Es a partir del segundo tiempo del neoliberalismo, desde 1985, con las privatizaciones de los últimos años de la Dictadura, que los actuales grupos comienzan a dominar. Pero aunque muchos de ellos sean de primera o segunda generación, es muy difícil defender que hayan crecido a “puro esfuerzo, riesgo y habilidad”, como asegura Barros, o que el secreto de su ascenso sea “satisfacer mejor las necesidades de los consumidores”.

En 2016, un estudio del Peterson Institute for International Economics buscó las fuentes de la fortuna de los superricos de cada país. Según sus datos, el 30,4% de ellos, a nivel mundial, eran herederos. En América Latina, esa cifra se eleva a 49,1%. Y en Chile, son el 66,7%, más del doble del promedio mundial.

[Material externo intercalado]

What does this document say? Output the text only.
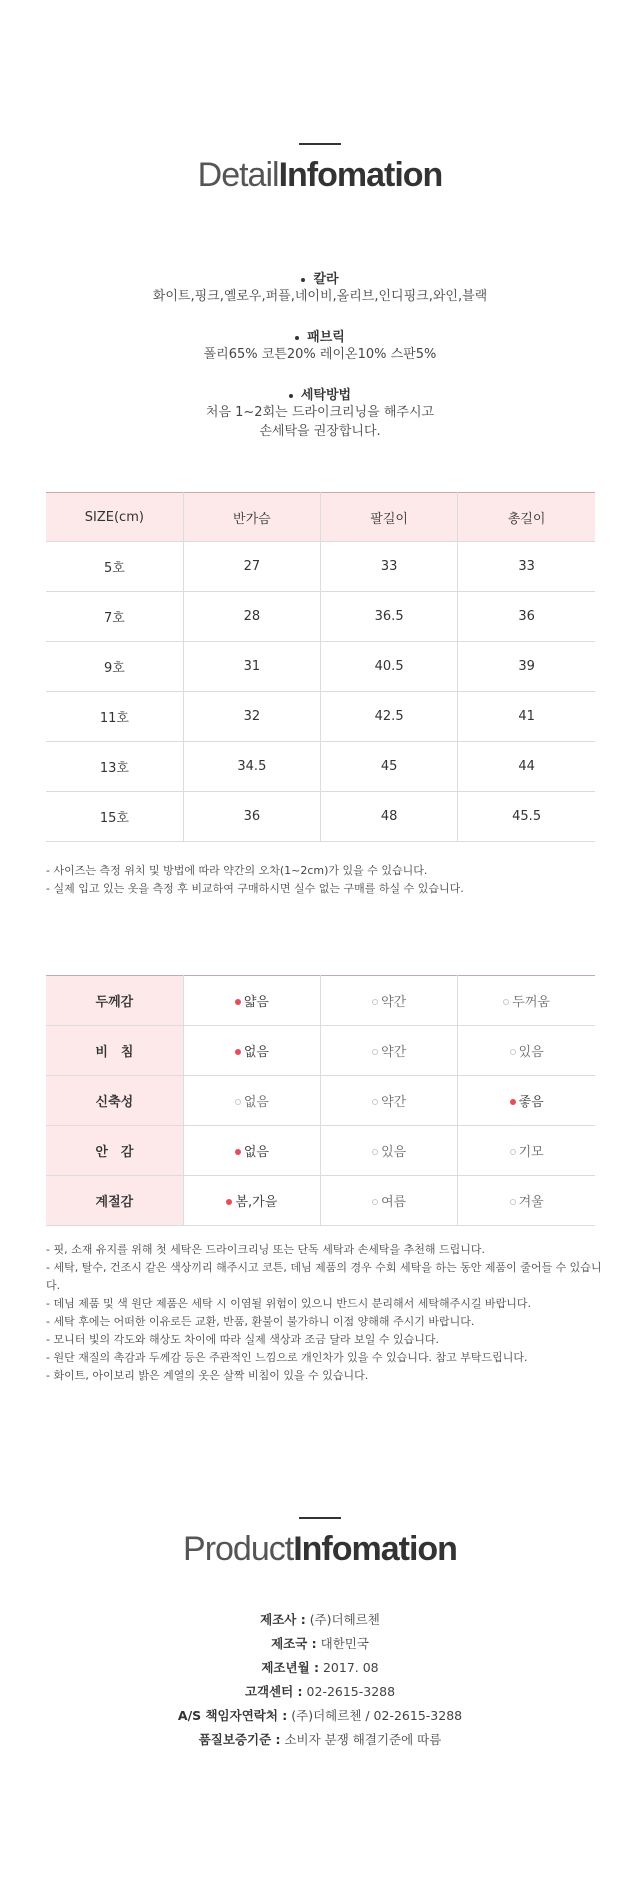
DetailInfomation
칼라
화이트,핑크,옐로우,퍼플,네이비,올리브,인디핑크,와인,블랙
패브릭
폴리65% 코튼20% 레이온10% 스판5%
세탁방법
처음 1~2회는 드라이크리닝을 해주시고
손세탁을 권장합니다.
SIZE(cm)	반가슴	팔길이	총길이
5호	27	33	33
7호	28	36.5	36
9호	31	40.5	39
11호	32	42.5	41
13호	34.5	45	44
15호	36	48	45.5
- 사이즈는 측정 위치 및 방법에 따라 약간의 오차(1~2cm)가 있을 수 있습니다.
- 실제 입고 있는 옷을 측정 후 비교하여 구매하시면 실수 없는 구매를 하실 수 있습니다.
두께감	얇음	약간	두꺼움
비　침	없음	약간	있음
신축성	없음	약간	좋음
안　감	없음	있음	기모
계절감	봄,가을	여름	겨울
- 핏, 소재 유지를 위해 첫 세탁은 드라이크리닝 또는 단독 세탁과 손세탁을 추천해 드립니다.
- 세탁, 탈수, 건조시 같은 색상끼리 해주시고 코튼, 데님 제품의 경우 수회 세탁을 하는 동안 제품이 줄어들 수 있습니다.
- 데님 제품 및 색 원단 제품은 세탁 시 이염될 위험이 있으니 반드시 분리해서 세탁해주시길 바랍니다.
- 세탁 후에는 어떠한 이유로든 교환, 반품, 환불이 불가하니 이점 양해해 주시기 바랍니다.
- 모니터 빛의 각도와 해상도 차이에 따라 실제 색상과 조금 달라 보일 수 있습니다.
- 원단 재질의 촉감과 두께감 등은 주관적인 느낌으로 개인차가 있을 수 있습니다. 참고 부탁드립니다.
- 화이트, 아이보리 밝은 계열의 옷은 살짝 비침이 있을 수 있습니다.
ProductInfomation
제조사 : (주)더헤르첸
제조국 : 대한민국
제조년월 : 2017. 08
고객센터 : 02-2615-3288
A/S 책임자연락처 : (주)더헤르첸 / 02-2615-3288
품질보증기준 : 소비자 분쟁 해결기준에 따름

Entre quienes Peterson describe como millonarios que han construido sus propias fortunas, los datos también son llamativos. En el mundo, el 11,3% del total de superricos basan sus fortunas en “conexiones políticas y relación con recursos naturales”. En América Latina son 8,8%. En Chile, el doble: 16,7%.

Finalmente, los “fundadores de empresas”, la categoría que más se asocia al paradigma de un self-made man, son el 27,7% de los billonarios del mundo. En América Latina, son el 19,3%. Pero en Chile ese segmento apenas llega al 8,3%.

Muchos más herederos, muchas más fortunas basadas en las conexiones políticas y las rentas de recursos naturales, y mucho menos en fundar empresas nuevas. El panorama no puede ser más opuesto al que pinta la élite cuando se anima al autorretrato. Es un mundo al revés, una imagen dada vuelta que más bien nos recuerda a otro cuento infantil, el de Alicia en el País de las Maravillas.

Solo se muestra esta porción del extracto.